Vodafone has a long-standing masterplan to become a converged operator (fixed broadband and mobile) in Europe. In Germany it acquired German cable operator Kabel Deutschland, in 2013 for $10 billion, and three years ago it purchased Spanish fixed broadband and pay-TV operator Ono for €7.2bn, a deal it said was complementary to its already ongoing FTTH programme there.
The €2 billion boost in Germany will fund what Vodafone Germany is calling its ‘Gigabit Investment Plan’, which sets out to deliver 13.7 million Gigabit connections for both consumers and businesses. At present 25 per cent of Germany’s broadband connections are below 50 Mbit/s and only 2 per cent at the gigabit level although it says the numbers show this is changing fast as businesses scramble to take up gigabit services.
To get itself into the desired position Vodafone is sharing risk and upfront capital costs (where it can) with partners and hopes to ink multiple deals such as that recently concluded with fibre-to-the-premises specialist Deutsche Glasfaser, under which it will reach 19 of Düsseldorf’s industrial and commercial business parks by early 2018.
Ideally Vodafone would like to reach 100,000 companies in around 2,000 business parks by the end of calendar 2021, at a cost of approximately €1.4-€1.6 billion, and it plans to rope in partners with either specialist fibre skills or relevant infrastructure assets, to help it get there.
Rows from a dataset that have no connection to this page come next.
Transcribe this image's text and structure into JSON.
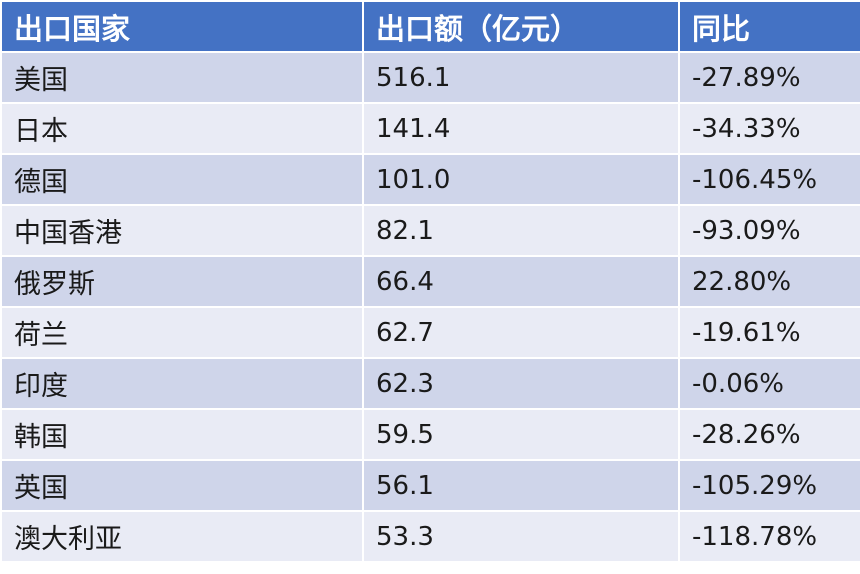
{
  "chart_data": {
    "type": "table",
    "columns": [
      "出口国家",
      "出口额（亿元）",
      "同比"
    ],
    "rows": [
      [
        "美国",
        "516.1",
        "-27.89%"
      ],
      [
        "日本",
        "141.4",
        "-34.33%"
      ],
      [
        "德国",
        "101.0",
        "-106.45%"
      ],
      [
        "中国香港",
        "82.1",
        "-93.09%"
      ],
      [
        "俄罗斯",
        "66.4",
        "22.80%"
      ],
      [
        "荷兰",
        "62.7",
        "-19.61%"
      ],
      [
        "印度",
        "62.3",
        "-0.06%"
      ],
      [
        "韩国",
        "59.5",
        "-28.26%"
      ],
      [
        "英国",
        "56.1",
        "-105.29%"
      ],
      [
        "澳大利亚",
        "53.3",
        "-118.78%"
      ]
    ]
  },
  "colors": {
    "header_bg": "#4472c4",
    "row_odd_bg": "#cfd5ea",
    "row_even_bg": "#e9ebf5"
  }
}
Under these agreements, the partner (and in some cases Vodafone itself) will deploy the passive fibre infrastructure; Vodafone will operate the resulting network and supply services to the customers, but over the longer term it plans to take full ownership of the passive infrastructure. It says his approach will prove cash-efficient because it limits the upfront cash outflow to around one-third of the total build and CPE costs.
It also plans what it’s calling its Giga-Municipality. With this programme it plans to offer gigabit services to around one million consumer households in rural areas - in co-operation with local municipalities - by the end of calendar 2021. Again, this will be a co-investment model under which the local municipality will build and own the passive network - hopefully bagging government fibre subsidies in the process. Build-outs will only begin once around one third of the homes in a municipality have committed to buy fibre services and Vodafone will operate the network under a long term partnership/rental agreement.
Finally, Giga-Cable will see Vodafone’s upgrade its entire cable footprint in Germany from its current top speed of 500 Mbit/s to 1Gbit/s in just two years (as opposed to the four years in its previous plan).
“The project is consistent with our strategic goal to become a leading converged communications operator in Germany,” says Vodafone Germany CEO, Hannes Ametsreiter. “I am confident that these largely success-based investments will deliver incremental revenue growth and attractive returns for Vodafone’s shareholders.”